Only consciously focus on one or two, and let the others happen naturally. If the others don’t happen naturally, well, you’ve got work to do, but that work isn’t thinking about them all at once. Again, that’ll make you see worse. That work constitutes drilling one fixation, then drilling another, then going back to the first, then back to another, until you’re seeing them all by habit, without the need for conscious effort.

4 Comments

  1. Bart de Rooij
    November 19, 2022

    Many thanks for another very well written and valuable article. For me your site is the best on the net. Restarting playing tennis after 20 years it wasn’t technique that kept me from my old level. Of course it was my older physique but it was before everything else my capacity to ‘see’ the ball well. Particularly against current advanced baseliners that hit balls with an amount of spin I haven’t ‘seen’ much in the eighties and early nineties. So I think you’re spot on making vision so important in your articles. For what it’s worth I agree with everything you say in your vision articles, and they really help training vision. Highly recommended to everyone.

    Reply
    1. Johnny (FTF)
      December 2, 2022

      Awesome, glad I could help!

      Bounce tracking is SUPER important if you’re not used to spin. Same thing against a lefty with a heavy slice serve. If you see the ball come off the ground clearly, it’s really not that hard to return, and if you don’t, it’s almost impossible.

      Reply
  2. PHILIP HENRY TSAI
    November 19, 2022

    So, I should focus on the opponents point of contact then predict where the ball is going to bounce and jump to there, meanwhile watching the ball as best as possible mid-air in between the opponents hit and the bounce?

    Reply
    1. Johnny (FTF)
      December 2, 2022

      Yes, but keep in mind the part about overthinking. Don’t try to practice this all at once. Start out by picking one drill, either “hit” on opponent contact or “bounce” on bounce, and see if it helps your tracking.

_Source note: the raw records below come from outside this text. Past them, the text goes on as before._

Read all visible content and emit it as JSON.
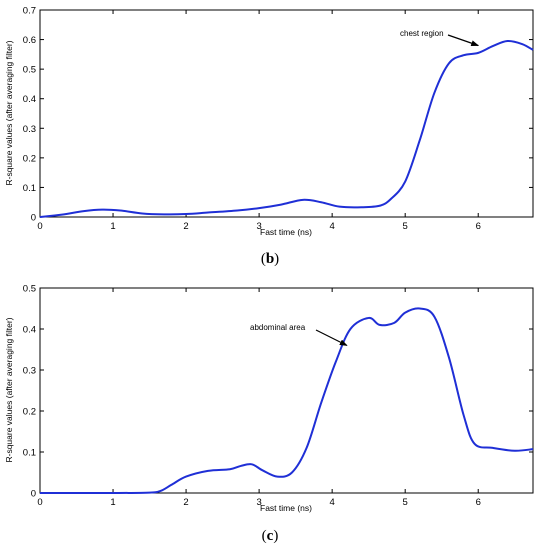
{
  "chart_data": [
    {
      "type": "line",
      "panel": "b",
      "xlabel": "Fast time (ns)",
      "ylabel": "R-square values (after averaging filter)",
      "xlim": [
        0,
        6.75
      ],
      "ylim": [
        0,
        0.7
      ],
      "xticks": [
        0,
        1,
        2,
        3,
        4,
        5,
        6
      ],
      "yticks": [
        0,
        0.1,
        0.2,
        0.3,
        0.4,
        0.5,
        0.6,
        0.7
      ],
      "ytick_labels": [
        "0",
        "0.1",
        "0.2",
        "0.3",
        "0.4",
        "0.5",
        "0.6",
        "0.7"
      ],
      "grid": false,
      "color": "#1f2fd6",
      "annotation": {
        "text": "chest region",
        "x": 6.0,
        "y": 0.58
      },
      "x": [
        0,
        0.3,
        0.6,
        0.85,
        1.1,
        1.4,
        1.7,
        2.0,
        2.3,
        2.7,
        3.0,
        3.3,
        3.6,
        3.85,
        4.1,
        4.4,
        4.65,
        4.8,
        5.0,
        5.2,
        5.4,
        5.6,
        5.8,
        6.0,
        6.2,
        6.4,
        6.6,
        6.75
      ],
      "y": [
        0,
        0.008,
        0.02,
        0.025,
        0.022,
        0.012,
        0.009,
        0.01,
        0.015,
        0.022,
        0.03,
        0.042,
        0.058,
        0.05,
        0.035,
        0.033,
        0.038,
        0.06,
        0.12,
        0.26,
        0.42,
        0.52,
        0.547,
        0.555,
        0.578,
        0.595,
        0.585,
        0.565
      ]
    },
    {
      "type": "line",
      "panel": "c",
      "xlabel": "Fast time (ns)",
      "ylabel": "R-square values (after averaging filter)",
      "xlim": [
        0,
        6.75
      ],
      "ylim": [
        0,
        0.5
      ],
      "xticks": [
        0,
        1,
        2,
        3,
        4,
        5,
        6
      ],
      "yticks": [
        0,
        0.1,
        0.2,
        0.3,
        0.4,
        0.5
      ],
      "ytick_labels": [
        "0",
        "0.1",
        "0.2",
        "0.3",
        "0.4",
        "0.5"
      ],
      "grid": false,
      "color": "#1f2fd6",
      "annotation": {
        "text": "abdominal area",
        "x": 4.2,
        "y": 0.36
      },
      "x": [
        0,
        1.0,
        1.5,
        1.65,
        1.8,
        2.0,
        2.3,
        2.6,
        2.75,
        2.9,
        3.05,
        3.25,
        3.45,
        3.65,
        3.85,
        4.05,
        4.25,
        4.5,
        4.65,
        4.85,
        5.0,
        5.2,
        5.4,
        5.6,
        5.8,
        5.95,
        6.2,
        6.5,
        6.75
      ],
      "y": [
        0,
        0,
        0.001,
        0.005,
        0.02,
        0.04,
        0.054,
        0.058,
        0.066,
        0.07,
        0.055,
        0.04,
        0.05,
        0.11,
        0.22,
        0.32,
        0.4,
        0.427,
        0.41,
        0.415,
        0.44,
        0.45,
        0.43,
        0.33,
        0.19,
        0.12,
        0.11,
        0.103,
        0.107
      ]
    }
  ],
  "captions": {
    "b_open": "(",
    "b_letter": "b",
    "b_close": ")",
    "c_open": "(",
    "c_letter": "c",
    "c_close": ")"
  }
}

      Ideally, this is the process you want your eyes doing on each stroke, without having to think about it: Fixate on your opponent’s contact right before they hit it; see the strike, track it with a few saccades mid-air, or even smooth pursuit (this all depends on its speed), and then see the bounce, and a freeze frame right before your own contact point.

      Again, depending on speed, you may need to use soft focus for either bounce or contact, using only a single final fixation on the other, if the ball is moving too fast.